The seventh season of Sweden’s popular slow TV series The Great Moose Migration wrapped up Sunday night after 20 days of continuous live broadcasting.
Known in Swedish as Den stora älgvandringen, the show launched in 2019 and quickly gained a strong following, initially drawing nearly a million viewers. By 2024, viewership surged to 9 million on SVT Play, the streaming platform of Sweden’s national broadcaster SVT.
The livestream concluded at 10 p.m. local time (2000GMT) on Sunday, having documented 70 moose crossing the Ångerman River during their annual journey to summer grazing lands, about 300 kilometers (187 miles) northwest of Stockholm.

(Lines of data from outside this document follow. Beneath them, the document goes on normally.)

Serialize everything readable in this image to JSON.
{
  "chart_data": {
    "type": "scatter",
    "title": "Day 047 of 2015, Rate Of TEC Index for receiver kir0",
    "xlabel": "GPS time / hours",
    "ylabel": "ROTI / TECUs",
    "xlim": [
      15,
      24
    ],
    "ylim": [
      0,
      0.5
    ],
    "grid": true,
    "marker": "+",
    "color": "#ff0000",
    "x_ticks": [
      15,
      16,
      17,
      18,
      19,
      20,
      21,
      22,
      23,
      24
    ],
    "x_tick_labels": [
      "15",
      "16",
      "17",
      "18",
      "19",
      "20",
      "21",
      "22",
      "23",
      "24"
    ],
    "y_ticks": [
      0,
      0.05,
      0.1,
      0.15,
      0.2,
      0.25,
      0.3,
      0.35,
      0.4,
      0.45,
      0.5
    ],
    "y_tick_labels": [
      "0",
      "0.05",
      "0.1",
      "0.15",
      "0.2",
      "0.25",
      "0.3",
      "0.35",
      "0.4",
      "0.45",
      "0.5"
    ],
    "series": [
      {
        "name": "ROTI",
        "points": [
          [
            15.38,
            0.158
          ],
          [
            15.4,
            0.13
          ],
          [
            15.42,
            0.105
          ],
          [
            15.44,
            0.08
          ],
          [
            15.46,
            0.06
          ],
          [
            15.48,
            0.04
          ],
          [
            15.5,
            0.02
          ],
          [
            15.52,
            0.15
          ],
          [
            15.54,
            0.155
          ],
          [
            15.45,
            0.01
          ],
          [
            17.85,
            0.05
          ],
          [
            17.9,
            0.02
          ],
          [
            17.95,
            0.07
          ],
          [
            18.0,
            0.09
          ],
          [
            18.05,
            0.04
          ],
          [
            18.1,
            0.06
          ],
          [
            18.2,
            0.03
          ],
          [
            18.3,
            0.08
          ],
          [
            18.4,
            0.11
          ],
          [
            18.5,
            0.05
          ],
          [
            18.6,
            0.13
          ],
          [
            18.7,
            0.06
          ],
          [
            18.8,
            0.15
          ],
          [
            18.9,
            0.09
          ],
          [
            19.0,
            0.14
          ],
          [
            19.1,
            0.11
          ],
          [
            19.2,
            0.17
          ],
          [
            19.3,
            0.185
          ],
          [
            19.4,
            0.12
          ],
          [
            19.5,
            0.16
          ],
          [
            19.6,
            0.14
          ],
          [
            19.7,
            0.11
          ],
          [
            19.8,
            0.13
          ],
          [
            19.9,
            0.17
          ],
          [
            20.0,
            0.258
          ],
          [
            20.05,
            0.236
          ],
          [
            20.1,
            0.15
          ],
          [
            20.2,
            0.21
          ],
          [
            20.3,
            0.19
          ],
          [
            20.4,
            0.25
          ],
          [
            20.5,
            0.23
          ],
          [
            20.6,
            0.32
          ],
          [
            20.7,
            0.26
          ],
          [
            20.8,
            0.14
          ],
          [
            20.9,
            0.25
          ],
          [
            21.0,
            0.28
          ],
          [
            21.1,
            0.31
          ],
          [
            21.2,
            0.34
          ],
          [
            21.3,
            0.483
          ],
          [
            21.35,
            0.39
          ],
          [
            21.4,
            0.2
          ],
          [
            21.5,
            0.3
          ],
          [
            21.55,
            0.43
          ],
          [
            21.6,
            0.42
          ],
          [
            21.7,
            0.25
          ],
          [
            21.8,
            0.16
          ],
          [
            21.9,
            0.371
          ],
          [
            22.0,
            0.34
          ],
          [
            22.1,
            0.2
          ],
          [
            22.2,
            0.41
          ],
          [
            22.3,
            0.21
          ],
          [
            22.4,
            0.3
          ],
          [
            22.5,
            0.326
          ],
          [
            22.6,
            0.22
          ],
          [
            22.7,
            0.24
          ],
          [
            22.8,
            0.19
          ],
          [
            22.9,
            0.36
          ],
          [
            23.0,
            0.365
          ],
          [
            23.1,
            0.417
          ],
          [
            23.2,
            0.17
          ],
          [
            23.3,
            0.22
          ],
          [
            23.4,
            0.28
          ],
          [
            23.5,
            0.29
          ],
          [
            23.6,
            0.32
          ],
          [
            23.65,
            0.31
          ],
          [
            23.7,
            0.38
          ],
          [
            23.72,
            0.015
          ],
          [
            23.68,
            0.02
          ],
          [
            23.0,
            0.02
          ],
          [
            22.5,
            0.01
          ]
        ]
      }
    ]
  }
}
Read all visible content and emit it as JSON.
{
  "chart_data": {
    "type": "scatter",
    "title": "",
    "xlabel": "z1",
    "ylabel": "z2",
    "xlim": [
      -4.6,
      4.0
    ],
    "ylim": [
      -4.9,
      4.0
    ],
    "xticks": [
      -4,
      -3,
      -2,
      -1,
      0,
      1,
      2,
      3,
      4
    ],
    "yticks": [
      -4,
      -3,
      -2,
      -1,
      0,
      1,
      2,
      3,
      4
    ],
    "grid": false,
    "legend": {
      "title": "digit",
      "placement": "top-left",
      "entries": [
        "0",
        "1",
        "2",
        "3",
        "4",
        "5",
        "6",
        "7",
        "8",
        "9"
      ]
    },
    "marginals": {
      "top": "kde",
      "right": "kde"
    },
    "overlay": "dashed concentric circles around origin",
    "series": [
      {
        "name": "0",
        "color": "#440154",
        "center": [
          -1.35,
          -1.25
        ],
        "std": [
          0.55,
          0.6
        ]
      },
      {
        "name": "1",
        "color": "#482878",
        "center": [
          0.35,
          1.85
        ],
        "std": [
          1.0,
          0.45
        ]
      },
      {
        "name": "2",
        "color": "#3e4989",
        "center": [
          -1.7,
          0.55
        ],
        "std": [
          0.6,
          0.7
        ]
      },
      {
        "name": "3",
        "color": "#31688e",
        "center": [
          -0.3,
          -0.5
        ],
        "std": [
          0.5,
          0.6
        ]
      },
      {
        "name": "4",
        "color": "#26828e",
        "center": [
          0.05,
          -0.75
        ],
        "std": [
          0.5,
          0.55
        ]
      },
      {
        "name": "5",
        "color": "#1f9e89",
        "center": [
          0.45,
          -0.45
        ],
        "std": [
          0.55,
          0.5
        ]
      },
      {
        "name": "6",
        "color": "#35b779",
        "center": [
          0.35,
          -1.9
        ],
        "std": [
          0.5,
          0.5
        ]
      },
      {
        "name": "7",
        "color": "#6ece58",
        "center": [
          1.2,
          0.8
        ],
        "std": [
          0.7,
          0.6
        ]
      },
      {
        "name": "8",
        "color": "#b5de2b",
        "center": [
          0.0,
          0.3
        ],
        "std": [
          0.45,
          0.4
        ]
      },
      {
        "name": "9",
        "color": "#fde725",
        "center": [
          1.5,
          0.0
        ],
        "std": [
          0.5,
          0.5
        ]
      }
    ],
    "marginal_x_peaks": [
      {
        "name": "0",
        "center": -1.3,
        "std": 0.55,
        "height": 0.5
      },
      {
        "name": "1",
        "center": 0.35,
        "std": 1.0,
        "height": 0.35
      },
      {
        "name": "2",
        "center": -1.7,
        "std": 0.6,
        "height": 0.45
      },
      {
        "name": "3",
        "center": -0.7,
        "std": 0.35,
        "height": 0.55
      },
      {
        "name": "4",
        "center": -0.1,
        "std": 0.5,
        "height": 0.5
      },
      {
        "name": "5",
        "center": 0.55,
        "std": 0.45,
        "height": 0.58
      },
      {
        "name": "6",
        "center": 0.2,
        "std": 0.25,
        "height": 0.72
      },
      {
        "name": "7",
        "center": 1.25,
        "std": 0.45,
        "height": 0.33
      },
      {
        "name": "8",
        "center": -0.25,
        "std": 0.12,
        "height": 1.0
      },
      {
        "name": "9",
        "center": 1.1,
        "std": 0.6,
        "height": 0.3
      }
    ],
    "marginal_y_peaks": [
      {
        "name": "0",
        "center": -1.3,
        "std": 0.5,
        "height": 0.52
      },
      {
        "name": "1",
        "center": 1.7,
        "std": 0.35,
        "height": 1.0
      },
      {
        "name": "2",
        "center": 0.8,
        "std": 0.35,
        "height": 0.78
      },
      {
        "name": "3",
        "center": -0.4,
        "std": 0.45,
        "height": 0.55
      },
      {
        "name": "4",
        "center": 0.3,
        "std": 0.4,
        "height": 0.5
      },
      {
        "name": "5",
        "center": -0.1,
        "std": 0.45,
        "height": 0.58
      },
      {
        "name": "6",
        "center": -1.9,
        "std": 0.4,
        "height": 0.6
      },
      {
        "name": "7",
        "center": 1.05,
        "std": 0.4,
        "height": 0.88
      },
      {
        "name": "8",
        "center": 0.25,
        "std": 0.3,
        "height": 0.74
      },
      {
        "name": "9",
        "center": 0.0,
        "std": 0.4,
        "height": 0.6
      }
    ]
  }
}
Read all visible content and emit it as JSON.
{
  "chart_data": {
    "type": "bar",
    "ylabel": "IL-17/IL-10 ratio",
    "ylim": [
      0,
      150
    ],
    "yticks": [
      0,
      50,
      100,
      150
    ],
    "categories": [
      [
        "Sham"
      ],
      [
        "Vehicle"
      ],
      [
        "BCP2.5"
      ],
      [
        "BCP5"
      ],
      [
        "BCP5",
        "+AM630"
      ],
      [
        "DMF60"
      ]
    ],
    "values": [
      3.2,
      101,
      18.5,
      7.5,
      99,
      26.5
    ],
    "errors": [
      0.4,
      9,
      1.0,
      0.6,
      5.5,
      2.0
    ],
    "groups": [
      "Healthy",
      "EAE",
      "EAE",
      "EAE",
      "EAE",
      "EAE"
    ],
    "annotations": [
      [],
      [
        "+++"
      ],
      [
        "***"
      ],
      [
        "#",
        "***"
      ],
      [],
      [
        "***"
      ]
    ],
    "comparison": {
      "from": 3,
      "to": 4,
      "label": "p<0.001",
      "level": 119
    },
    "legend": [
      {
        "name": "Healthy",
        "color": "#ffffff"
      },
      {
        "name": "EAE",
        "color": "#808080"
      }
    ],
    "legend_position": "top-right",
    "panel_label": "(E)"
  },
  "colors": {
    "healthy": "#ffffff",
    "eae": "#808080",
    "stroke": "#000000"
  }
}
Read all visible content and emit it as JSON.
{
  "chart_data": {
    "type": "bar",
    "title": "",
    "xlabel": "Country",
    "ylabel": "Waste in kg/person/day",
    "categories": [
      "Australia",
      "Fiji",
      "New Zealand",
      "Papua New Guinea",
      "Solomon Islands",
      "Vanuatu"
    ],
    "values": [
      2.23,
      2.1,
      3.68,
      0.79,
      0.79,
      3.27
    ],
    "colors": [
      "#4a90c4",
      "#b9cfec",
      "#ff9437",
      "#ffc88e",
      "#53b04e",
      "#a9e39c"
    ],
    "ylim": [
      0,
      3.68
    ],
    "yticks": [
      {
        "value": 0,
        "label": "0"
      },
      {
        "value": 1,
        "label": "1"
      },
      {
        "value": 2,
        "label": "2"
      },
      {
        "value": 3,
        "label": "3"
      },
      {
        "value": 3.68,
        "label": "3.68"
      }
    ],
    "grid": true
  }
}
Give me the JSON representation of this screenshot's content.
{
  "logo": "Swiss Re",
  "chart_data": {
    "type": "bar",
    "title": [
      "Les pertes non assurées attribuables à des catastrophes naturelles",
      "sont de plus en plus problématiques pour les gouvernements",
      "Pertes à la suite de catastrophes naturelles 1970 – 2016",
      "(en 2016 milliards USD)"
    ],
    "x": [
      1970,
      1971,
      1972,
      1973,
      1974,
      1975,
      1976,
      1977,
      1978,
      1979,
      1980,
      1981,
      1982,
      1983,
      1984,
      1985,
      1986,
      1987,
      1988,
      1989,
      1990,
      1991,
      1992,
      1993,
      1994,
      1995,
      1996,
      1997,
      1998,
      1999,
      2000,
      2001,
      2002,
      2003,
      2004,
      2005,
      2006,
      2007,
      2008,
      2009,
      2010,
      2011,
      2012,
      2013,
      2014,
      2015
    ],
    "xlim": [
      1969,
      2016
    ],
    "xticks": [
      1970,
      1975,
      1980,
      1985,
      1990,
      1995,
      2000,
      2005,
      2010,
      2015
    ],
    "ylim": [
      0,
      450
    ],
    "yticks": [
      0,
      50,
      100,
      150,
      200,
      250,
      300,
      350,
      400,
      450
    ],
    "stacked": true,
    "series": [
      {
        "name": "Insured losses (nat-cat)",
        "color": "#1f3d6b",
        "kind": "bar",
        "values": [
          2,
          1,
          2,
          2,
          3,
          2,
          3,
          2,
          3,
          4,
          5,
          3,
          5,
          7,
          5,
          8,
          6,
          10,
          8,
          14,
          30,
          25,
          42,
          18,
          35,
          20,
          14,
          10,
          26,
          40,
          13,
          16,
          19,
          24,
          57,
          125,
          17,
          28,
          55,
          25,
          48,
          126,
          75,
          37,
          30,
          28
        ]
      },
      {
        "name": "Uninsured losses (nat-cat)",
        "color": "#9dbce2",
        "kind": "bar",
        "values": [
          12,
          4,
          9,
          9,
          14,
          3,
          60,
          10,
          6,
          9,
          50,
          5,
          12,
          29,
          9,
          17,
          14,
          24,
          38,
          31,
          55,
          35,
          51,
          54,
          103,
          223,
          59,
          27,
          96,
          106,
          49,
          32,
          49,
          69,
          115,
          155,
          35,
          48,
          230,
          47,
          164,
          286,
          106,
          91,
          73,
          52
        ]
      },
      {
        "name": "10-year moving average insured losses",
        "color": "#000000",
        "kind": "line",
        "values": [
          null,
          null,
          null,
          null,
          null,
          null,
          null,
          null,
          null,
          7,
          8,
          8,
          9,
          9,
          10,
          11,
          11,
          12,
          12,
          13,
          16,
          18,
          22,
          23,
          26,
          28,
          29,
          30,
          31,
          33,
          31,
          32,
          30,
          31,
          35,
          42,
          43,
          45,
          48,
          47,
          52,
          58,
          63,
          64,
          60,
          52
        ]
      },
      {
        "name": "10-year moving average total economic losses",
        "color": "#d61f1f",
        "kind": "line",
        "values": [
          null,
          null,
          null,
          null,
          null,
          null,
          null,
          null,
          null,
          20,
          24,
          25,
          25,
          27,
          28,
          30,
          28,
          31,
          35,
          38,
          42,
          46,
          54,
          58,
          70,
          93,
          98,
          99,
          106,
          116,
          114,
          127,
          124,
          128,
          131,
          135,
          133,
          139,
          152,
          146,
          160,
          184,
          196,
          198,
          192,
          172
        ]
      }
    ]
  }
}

This year’s broadcast began on April 15—earlier than planned—due to unseasonably warm temperatures prompting earlier movement of the moose.
Johan Erhag, the SVT project manager for the series, noted that this season generated 478 hours of footage, expressing satisfaction with the outcome in an email to the Associated Press on Saturday.
Although detailed viewership statistics for 2025 were not yet available, Erhag estimated that around 30% of the audience came from outside Sweden. The show gained significant international media attention following an AP report published April 15, with coverage from outlets including The New York Times, CNN, Sky News, and France 24.
“AP definitely played a crucial role in the show’s global success this year,” Erhag commented shortly before the final segment aired Sunday night.
The series is set to return in spring 2026 for its eighth season.
The Great Moose Migration is part of a broader "slow TV" movement that began in 2009, when Norway’s public broadcaster NRK aired a seven-hour real-time train journey across the country’s southern region.
Since then, the genre has spread internationally. In one example, the Dutch city of Utrecht installed a livestream-enabled “fish doorbell” at a river lock, allowing viewers to notify officials when migrating fish are delayed.